What is the treatment for poverty?, asks Conservative councillor in gambling debate

08 December, 2017 — By Richard Osley

Jonny Bucknell wearing a Santa hat during the debate on gambling

A CONSERVATIVE councillor has suggested giving more people the “right to buy” their council and housing association homes could help tackle gambling problems in Kilburn.

Jonny Bucknell said rules and regulations on the betting industry were up for debate, but that problems would not properly be solved until levels of poverty in some areas of Camden had been eased.

During a licensing committee meeting on Tuesday evening, Cllr Bucknell suggested that getting people to want to “better themselves” through other means than gambling could be the way forward.

Camden Council is currently drawing up a new licensing policy and is among several local authorities who want the government to impose a £2 bet limit on computerised roulette machines inside betting shops, known as “fixed odds betting terminals” – regarded by many campaigners as one of the most addictive forms of gambling.

There are concerns about the need to tackle clusters in areas such as the Kilburn High Road, sometimes known locally as “the bookmakers’ mile”, where betting shops have opened in large numbers on both sides of the Camden and Brent border.

Each can legally provide four terminals, where it is possible to lose £300 a minute. Cllr Bucknell, who has promised to shoot from the hip after being deselected by his party ahead of next May’s council elections, said there was a “sense of inevitability and sadness” over the levels of gambling in poorer areas.

“People who are on low incomes gamble because they just hope they are going to get that magic win to get themselves out of poverty,” he said. “I always feel the restrictions we have are perhaps clutching at straws because we forget you can gamble online and we have no control over that. On the 25th of this month, we do have a birthday party and Jesus said ‘there will always be poor’, but I just feel the greater emphasis should be on what can we do to alleviate the poverty, which would solve all the gambling in that area.”

Labour councillor Thomas Gardiner called out “socialism”, to which Cllr Bucknell replied “capitalism” before adding: “Give everybody the right to buy and that gives them the incentive to better themselves. Give everybody in Kilburn the right to buy and all the betting shops will disappear.”

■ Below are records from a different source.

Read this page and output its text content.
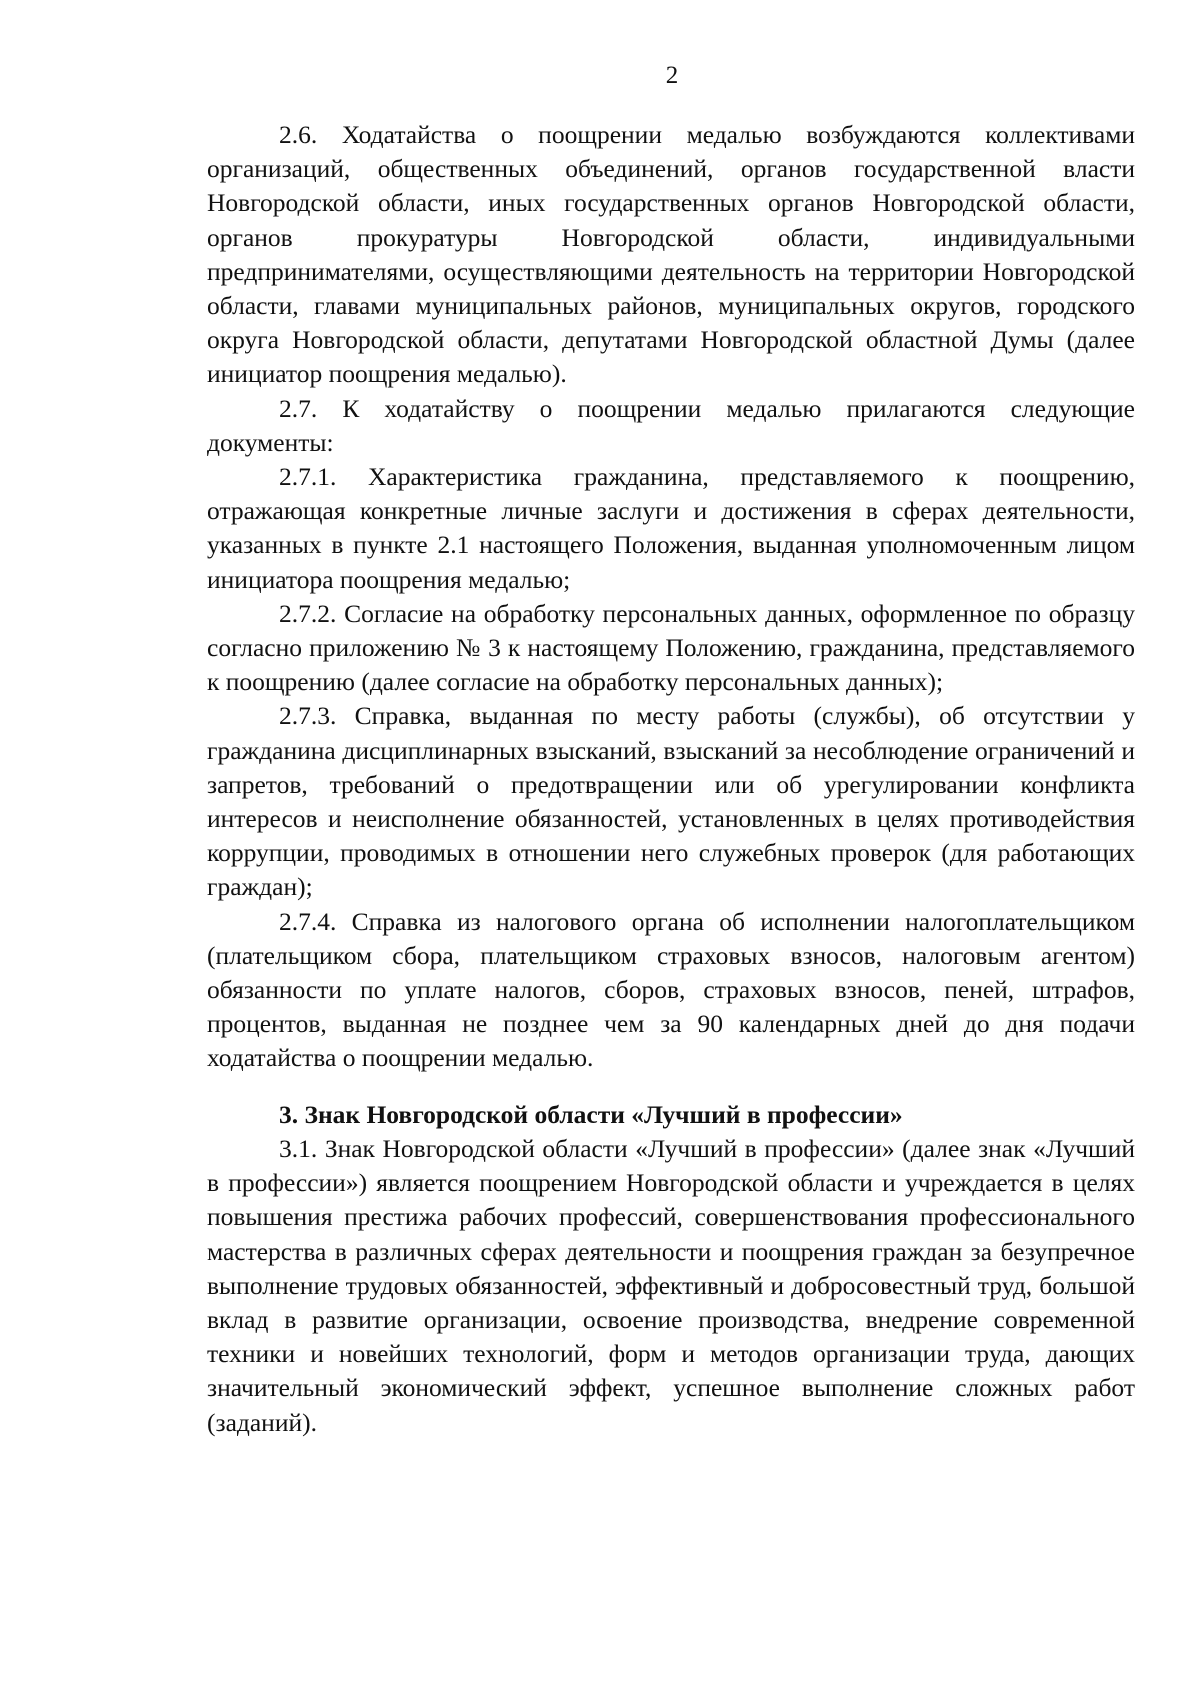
2

2.6. Ходатайства о поощрении медалью возбуждаются коллективами организаций, общественных объединений, органов государственной власти Новгородской области, иных государственных органов Новгородской области, органов прокуратуры Новгородской области, индивидуальными предпринимателями, осуществляющими деятельность на территории Новгородской области, главами муниципальных районов, муниципальных округов, городского округа Новгородской области, депутатами Новгородской областной Думы (далее инициатор поощрения медалью).

2.7. К ходатайству о поощрении медалью прилагаются следующие документы:

2.7.1. Характеристика гражданина, представляемого к поощрению, отражающая конкретные личные заслуги и достижения в сферах деятельности, указанных в пункте 2.1 настоящего Положения, выданная уполномоченным лицом инициатора поощрения медалью;

2.7.2. Согласие на обработку персональных данных, оформленное по образцу согласно приложению № 3 к настоящему Положению, гражданина, представляемого к поощрению (далее согласие на обработку персональных данных);

2.7.3. Справка, выданная по месту работы (службы), об отсутствии у гражданина дисциплинарных взысканий, взысканий за несоблюдение ограничений и запретов, требований о предотвращении или об урегулировании конфликта интересов и неисполнение обязанностей, установленных в целях противодействия коррупции, проводимых в отношении него служебных проверок (для работающих граждан);

2.7.4. Справка из налогового органа об исполнении налогоплательщиком (плательщиком сбора, плательщиком страховых взносов, налоговым агентом) обязанности по уплате налогов, сборов, страховых взносов, пеней, штрафов, процентов, выданная не позднее чем за 90 календарных дней до дня подачи ходатайства о поощрении медалью.

3. Знак Новгородской области «Лучший в профессии»

3.1. Знак Новгородской области «Лучший в профессии» (далее знак «Лучший в профессии») является поощрением Новгородской области и учреждается в целях повышения престижа рабочих профессий, совершенствования профессионального мастерства в различных сферах деятельности и поощрения граждан за безупречное выполнение трудовых обязанностей, эффективный и добросовестный труд, большой вклад в развитие организации, освоение производства, внедрение современной техники и новейших технологий, форм и методов организации труда, дающих значительный экономический эффект, успешное выполнение сложных работ (заданий).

Licensing chairwoman Maryam Eslamdoust said the panel would be focusing on trying to secure limits to the betting machine stakes. “There are many theories that have said this is the most addictive gambling, so it’s not so much about online gambling. It’s fixed-odds betting terminals and it’s not a coincidence that they cluster around the most deprived wards.” The government is currently surveying opinion on betting machine stakes.